In the previous post I mentioned “The Most Human Human” book. It has a small section with the same title as this post. Here goes the quote followed by my thoughts.

The word “game” is a notoriously hard one to define. But allow me to venture a definition: a game is a situation in which an explicit and agreed-upon definition of success exists.

In real life, and this cuts straight back to the existence/essence notion of Sartre’s, there is no notion of success. If success is having the most Facebook friends, then your social life becomes a game. If success is gaining admittance to heaven upon death, then your moral life becomes a game. Life is no game. There is no checkered 􏰀flag, no goal line.

Games have a goal; life doesn’t. Life has no objective. This is what the existentialists call the “anxiety of freedom.” Thus we have an alternate definition􏰁 of what a game is—anything that provides temporary relief from existential anxiety. This is why games are such a popular form of procrastination. And this is why, on reaching one’s goals, the risk is that the reentry of existential anxiety hits you even before the thrill of victory— that you’re thrown immediately back on the uncomfortable question of what to do with your life.

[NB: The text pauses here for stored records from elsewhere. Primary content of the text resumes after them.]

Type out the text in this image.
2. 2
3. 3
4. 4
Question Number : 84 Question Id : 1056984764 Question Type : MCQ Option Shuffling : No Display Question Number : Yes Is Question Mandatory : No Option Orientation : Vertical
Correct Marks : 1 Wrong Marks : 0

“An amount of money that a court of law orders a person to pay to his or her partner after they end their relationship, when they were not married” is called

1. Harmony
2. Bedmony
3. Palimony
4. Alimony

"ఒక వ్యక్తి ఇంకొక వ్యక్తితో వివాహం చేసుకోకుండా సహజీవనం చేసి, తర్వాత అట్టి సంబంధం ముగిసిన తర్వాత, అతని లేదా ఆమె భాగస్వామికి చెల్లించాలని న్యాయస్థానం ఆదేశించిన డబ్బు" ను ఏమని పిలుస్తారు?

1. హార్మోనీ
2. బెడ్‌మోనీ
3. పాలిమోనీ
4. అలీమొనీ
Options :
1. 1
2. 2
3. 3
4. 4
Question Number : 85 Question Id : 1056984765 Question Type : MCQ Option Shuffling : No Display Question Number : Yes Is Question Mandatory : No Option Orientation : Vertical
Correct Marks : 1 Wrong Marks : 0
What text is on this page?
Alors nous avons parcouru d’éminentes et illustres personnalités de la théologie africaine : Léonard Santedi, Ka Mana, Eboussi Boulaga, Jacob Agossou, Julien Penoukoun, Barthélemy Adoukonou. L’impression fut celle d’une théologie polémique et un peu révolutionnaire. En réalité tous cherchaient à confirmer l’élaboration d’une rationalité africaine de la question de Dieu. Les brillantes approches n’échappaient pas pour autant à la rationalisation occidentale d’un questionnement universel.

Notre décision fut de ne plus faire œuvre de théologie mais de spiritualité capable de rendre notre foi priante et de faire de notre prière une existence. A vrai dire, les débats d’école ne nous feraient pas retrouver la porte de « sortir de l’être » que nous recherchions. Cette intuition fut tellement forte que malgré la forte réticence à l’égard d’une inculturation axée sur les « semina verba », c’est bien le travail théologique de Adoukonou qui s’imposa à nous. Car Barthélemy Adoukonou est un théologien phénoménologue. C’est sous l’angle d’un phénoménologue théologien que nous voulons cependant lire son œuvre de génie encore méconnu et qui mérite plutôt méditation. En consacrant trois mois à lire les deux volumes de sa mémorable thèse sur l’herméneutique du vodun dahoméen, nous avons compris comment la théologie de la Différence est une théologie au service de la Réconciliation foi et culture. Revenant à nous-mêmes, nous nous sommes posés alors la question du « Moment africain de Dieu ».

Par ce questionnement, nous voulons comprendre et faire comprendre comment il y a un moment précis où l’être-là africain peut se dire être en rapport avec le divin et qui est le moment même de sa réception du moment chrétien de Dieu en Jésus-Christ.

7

I don't buy this. Most basically, a game is a process with one objective: keep playing. Another breath, another meal, more water, and some sleep. Why these are in the author's “blind spot”? Such a loss for the anxiety narrative: the “anxiety of zero freedom” due to impossibility to cease breathing and still keep playing, for example. Also there are “mental gym” games like Pathologic 2. If they provide any relief, that is mostly by emphasizing that your life is not like this right now.

Everyone plays their own game of life: a casual arcade, a survival horror, boring, incomprehensibly intricate. Have an “uncomfortable question of what to do with your life”? The probably-unreachable-within-a-lifetime goals to the rescue! Maybe another psychedelic renaissance and global peace?